Many producers take the whole process a step further and use what’s called “ultrafiltration,” which makes the honey even smoother, while removing just about all of the pollen and the honey’s nutrients. Unethical companies may even add high-fructose corn syrup or other sweeteners, to increase their yield and reduce their costs. This product may be labeled honey, but it’s really just a honey-flavored sweetener.
So most honey sold in the United States isn’t really what you think it is. Food Safety News did a study of honey sold across the country, and found that 76% of honey from grocery stores contained no pollen at all. Where did they find the “good stuff?” Almost all of it was sold at farmer’s markets, natural food stores and food co-ops. (Same is the case with country like Pakistan)

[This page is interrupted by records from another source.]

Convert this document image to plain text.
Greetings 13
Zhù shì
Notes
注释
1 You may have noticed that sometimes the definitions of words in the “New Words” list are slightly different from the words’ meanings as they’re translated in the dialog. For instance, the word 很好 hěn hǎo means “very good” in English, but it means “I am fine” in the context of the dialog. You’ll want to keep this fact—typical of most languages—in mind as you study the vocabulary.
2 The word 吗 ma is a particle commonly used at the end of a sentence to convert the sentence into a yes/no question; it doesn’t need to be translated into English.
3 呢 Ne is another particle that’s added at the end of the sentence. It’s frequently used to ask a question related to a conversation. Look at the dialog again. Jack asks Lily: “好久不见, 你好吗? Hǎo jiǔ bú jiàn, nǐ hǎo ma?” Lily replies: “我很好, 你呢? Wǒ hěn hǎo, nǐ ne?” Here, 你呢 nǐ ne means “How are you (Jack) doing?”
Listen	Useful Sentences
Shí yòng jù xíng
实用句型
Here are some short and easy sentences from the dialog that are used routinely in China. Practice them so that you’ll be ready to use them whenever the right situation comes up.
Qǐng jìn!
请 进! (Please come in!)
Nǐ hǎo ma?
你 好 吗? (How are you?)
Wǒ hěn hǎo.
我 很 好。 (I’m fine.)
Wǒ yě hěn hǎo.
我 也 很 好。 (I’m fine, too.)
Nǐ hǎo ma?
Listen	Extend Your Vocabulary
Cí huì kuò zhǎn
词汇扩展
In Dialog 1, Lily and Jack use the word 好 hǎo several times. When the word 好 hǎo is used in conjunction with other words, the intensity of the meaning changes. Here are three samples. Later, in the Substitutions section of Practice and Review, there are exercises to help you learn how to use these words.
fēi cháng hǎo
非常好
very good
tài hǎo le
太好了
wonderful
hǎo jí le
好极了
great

One more thing: you may be wondering: “What about organic honey?” In truth, it’s almost impossible for any honey producer to guarantee that their honey is organic, because bees – as you probably know – fly. The beekeeper may have a farm full of organically-raised flowers and plants, but there’s no way to know if his bees strayed across his property line to gather nectar from a non-organic plant. There’s nothing wrong with buying organic honey, and its quality is probably better than any honey you’d buy off the shelf. Just don’t be overly impressed by the word “organic” on the label.
That answers our first big question: the type of honey that’s best for you is raw, unfiltered honey.